Sending 200 troops into Jordan, making a commitment to provide more night-vision goggles, or having the CIA sort through the opposition in the hopes of finding a leader we can live with are all positive steps. But they are offset, and their true character as symbolic or halfway measures is revealed, by articles such as that in April 23's New York Times once again noting that the Israelis (like others) have concluded that Assad has used chemical weapons in his own country, thus crossing U.S. President Barack Obama's "red line."
When the red line was established, it was hardly thought that the potential U.S. response would be sending over more body armor. But now that using a new tougher list of adjectives appears to be the prime change in U.S. behavior, an inadvertent message has been sent: America's bark is worse than its bite. This is a dangerous message to send to dangerous people. Thus, while drawing red lines is risky behavior, Obama appears now to be on a course toward demonstrating that ignoring them after the fact is even riskier.

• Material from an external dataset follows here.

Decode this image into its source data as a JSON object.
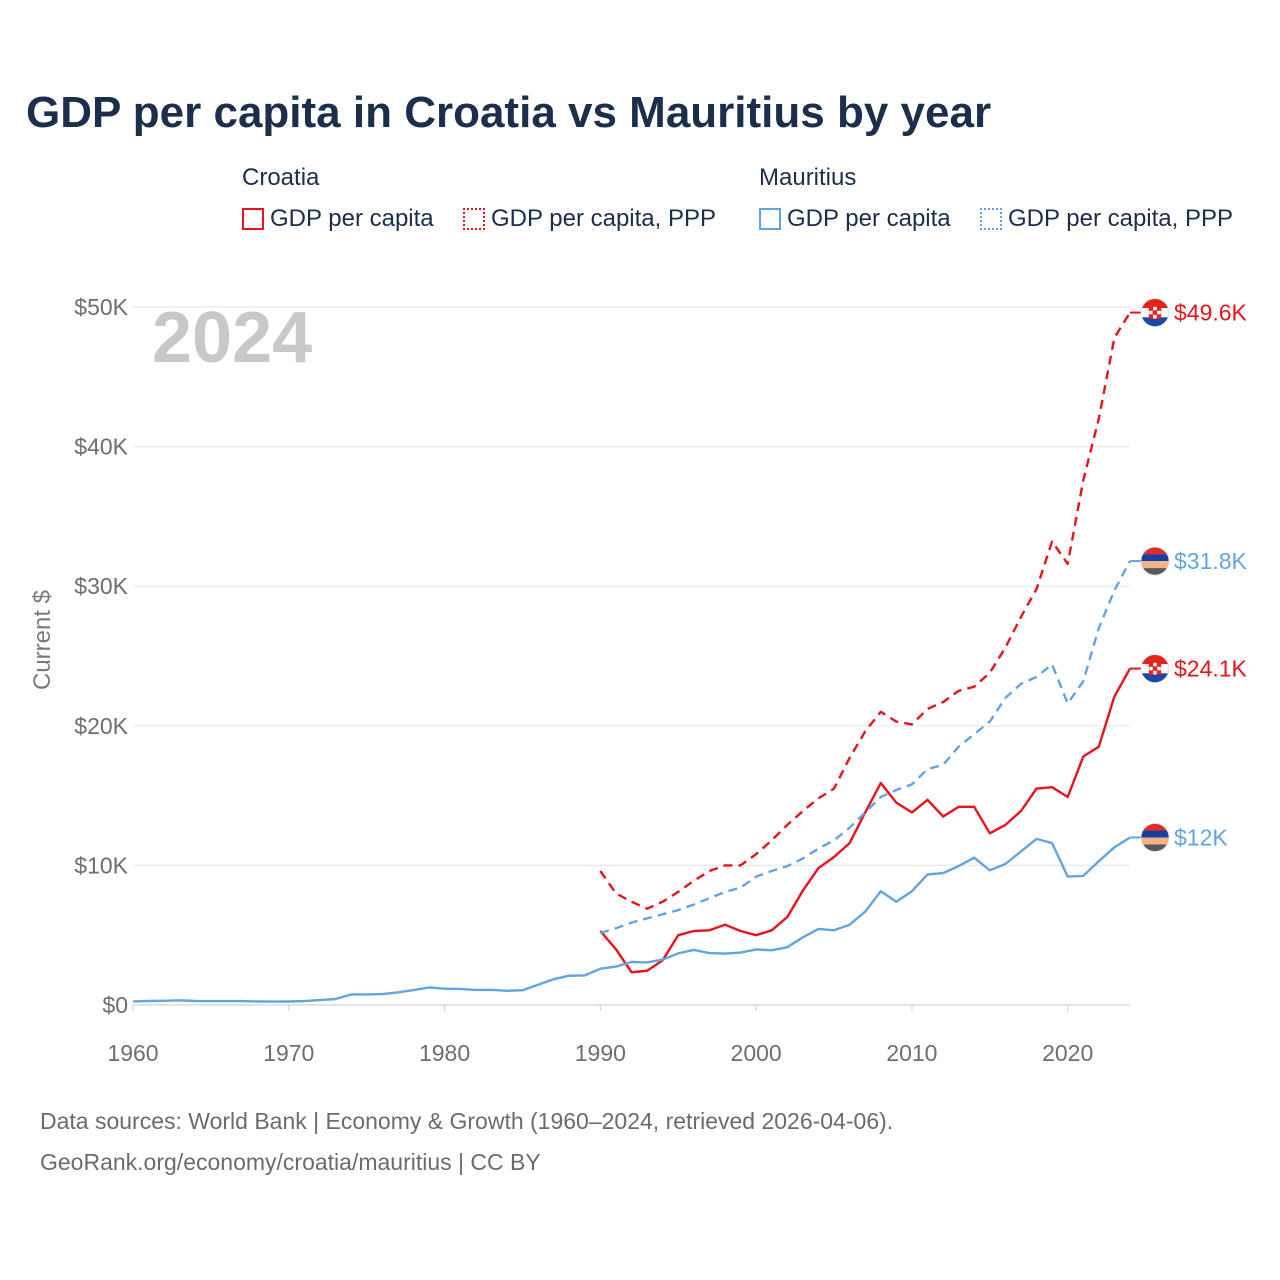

It could be argued that the U.S. intelligence community is still evaluating the evidence of the chemical attacks. Perhaps it is doing much more behind the scenes than the public knows. The reality, however, is that the situation is deteriorating. Further, U.S. efforts to marshal others into a constructive role have produced mixed results. Some, like the government of Qatar and to a degree that of Turkey, stand accused of supporting extremists. Others, like Saudi Arabia and the United Arab Emirates, have sought a different path but think that without stronger U.S. leadership, effective international action is not going to be possible.
The problem of course, is that the American people's appetite for further deep involvement in the region is near zero. Iraq and Afghanistan have proved to be costly disasters. Americans have very serious problems at home. New energy resources in the United States have led to a sense that Americans will find it ever easier to distance themselves from the region's problems. America's European allies have no organized foreign policy to speak of, have less appetite than the United States does to be involved on the ground in the region, and have even greater problems at home. The Russians are being systematically unhelpful. The Chinese are only willing to get involved at the margins, essentially making the case themselves that they are not ready for prime time. Regional actors range from the malevolent in Iran to the relatively weak, at risk, motivationally questionable, or all of the above among most of the moderate states. And none of these factors seems likely to change anytime soon.
Thus, we face a region in which there are few effective external or regional stabilizing forces. At the same time, Syria has illustrated that even if the United States, Europe, or others are slow to take significant action, extremist groups seeking to capitalize on the action are moving quickly to take advantage of the void. Estimates have Syria's al-Nusra Front, which has pledged its fealty to al Qaeda, now surpassing 12,000 in strength, with foreign fighters drawn from every corner of Europe and the surrounding region.
This leaves a choice between protracted chaos and autocrats. It doesn't take an Einstein to do the math. In that equation, democracy and the hope for real political reform in the region seem likely to lose out.